34. The Claimant asserts that his gross monthly salary was Ksh. 275,464/=. Yet, the letter of engagement dated 25th September 2014 shows that his gross monthly salary was Ksh. 260,660/=.
35. I recognize that the Claimant was treated in an overly inhumane manner particularly considering that not only was his contract terminated unlawfully in August 2017 but that this fact was not immediately brought to his attention until much later in November 2017. All this while, he was left to imagine that he was still in employment of the 1st Respondent when in fact he was not. Nevertheless, I also note that the Claimant substantially mitigated his loss by getting alternative employment in December 2017, almost immediately after he established that he had been terminated. In the premises, I am minded to award the Claimant his salary for a period of five (5) months as compensation for wrongful termination.
36. The law entitles a departing employee to a Certificate of Service on exist. I find that the Respondents ought to have supplied the Claimant with the certificate.
Determination
a) The Respondents’ termination of the Claimant’s contract of employment is declared unlawful.
b) The Claimant is awarded compensation for wrongful termination that is equivalent to five months gross salary of the Claimant. The total award is therefore Ksh1,303,300/=. This is amount shall be less any applicable taxes as envisaged under section 49 of the Employment Act. It is so ordered.
c) I award the Claimant interest on the amount awarded above at court rates from the date of institution of the case till payment in full.
d) I order the Respondents to issue the Claimant with a Certificate of Service in terms of section 51 of the Employment Act.

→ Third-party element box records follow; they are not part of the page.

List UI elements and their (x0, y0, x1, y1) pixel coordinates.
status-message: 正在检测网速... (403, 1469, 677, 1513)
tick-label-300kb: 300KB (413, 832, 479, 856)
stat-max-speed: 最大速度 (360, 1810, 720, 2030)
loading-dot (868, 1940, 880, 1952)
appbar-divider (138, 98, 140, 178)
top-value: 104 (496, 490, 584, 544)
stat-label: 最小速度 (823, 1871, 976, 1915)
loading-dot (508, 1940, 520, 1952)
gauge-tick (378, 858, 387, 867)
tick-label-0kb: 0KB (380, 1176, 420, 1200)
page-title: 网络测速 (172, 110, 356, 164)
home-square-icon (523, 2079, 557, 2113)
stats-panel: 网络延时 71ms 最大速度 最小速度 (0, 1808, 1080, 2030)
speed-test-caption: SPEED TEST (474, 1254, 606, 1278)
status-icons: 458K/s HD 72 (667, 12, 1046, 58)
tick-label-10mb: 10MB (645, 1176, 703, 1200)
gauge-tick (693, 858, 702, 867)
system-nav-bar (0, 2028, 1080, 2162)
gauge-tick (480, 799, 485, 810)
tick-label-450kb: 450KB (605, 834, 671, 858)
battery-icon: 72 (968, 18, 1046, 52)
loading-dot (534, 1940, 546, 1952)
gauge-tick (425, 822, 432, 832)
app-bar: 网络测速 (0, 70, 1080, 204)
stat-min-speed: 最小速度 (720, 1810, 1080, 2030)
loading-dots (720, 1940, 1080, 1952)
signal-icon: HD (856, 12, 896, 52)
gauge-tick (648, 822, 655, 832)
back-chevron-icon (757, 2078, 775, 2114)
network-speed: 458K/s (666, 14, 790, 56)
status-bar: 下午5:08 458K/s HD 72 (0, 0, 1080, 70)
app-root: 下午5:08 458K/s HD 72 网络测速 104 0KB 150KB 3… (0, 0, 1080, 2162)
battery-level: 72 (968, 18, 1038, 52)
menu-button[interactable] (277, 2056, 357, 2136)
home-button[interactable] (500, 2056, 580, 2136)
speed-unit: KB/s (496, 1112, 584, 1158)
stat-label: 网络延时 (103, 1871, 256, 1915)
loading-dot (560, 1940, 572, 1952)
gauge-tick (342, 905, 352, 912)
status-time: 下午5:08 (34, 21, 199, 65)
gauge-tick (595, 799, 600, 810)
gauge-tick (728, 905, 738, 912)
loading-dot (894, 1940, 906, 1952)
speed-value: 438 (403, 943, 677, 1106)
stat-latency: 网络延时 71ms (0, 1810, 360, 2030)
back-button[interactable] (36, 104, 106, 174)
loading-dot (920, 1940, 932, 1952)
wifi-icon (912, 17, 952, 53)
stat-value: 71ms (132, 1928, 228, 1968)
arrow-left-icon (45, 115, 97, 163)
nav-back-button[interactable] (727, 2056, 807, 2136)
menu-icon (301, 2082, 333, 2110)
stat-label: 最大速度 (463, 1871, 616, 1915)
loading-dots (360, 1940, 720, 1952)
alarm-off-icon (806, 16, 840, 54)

e) I also award the Claimant costs of the case.
f)
DATED, SIGNED AND DELIVERED ON THE 31ST DAY OF MARCH, 2022
B. O. M. MANANI
JUDGE
IN THE PRESENCE OF:
BWIKA FOR THE CLAIMANT
MULWA FOR THE 1ST AND 2ND RESPONDENTS
ORDER
In view of the declaration of measures restricting court operations due to the Covid-19 pandemic and in light of the directions issued by his Lordship, the Chief Justice on 15th April 2020, this judgment has been delivered to the parties online with their consent, the parties having waived compliance with Rule 28 (3) of the ELRC Procedure Rules which requires that all judgments and rulings shall be dated, signed and delivered in the open court.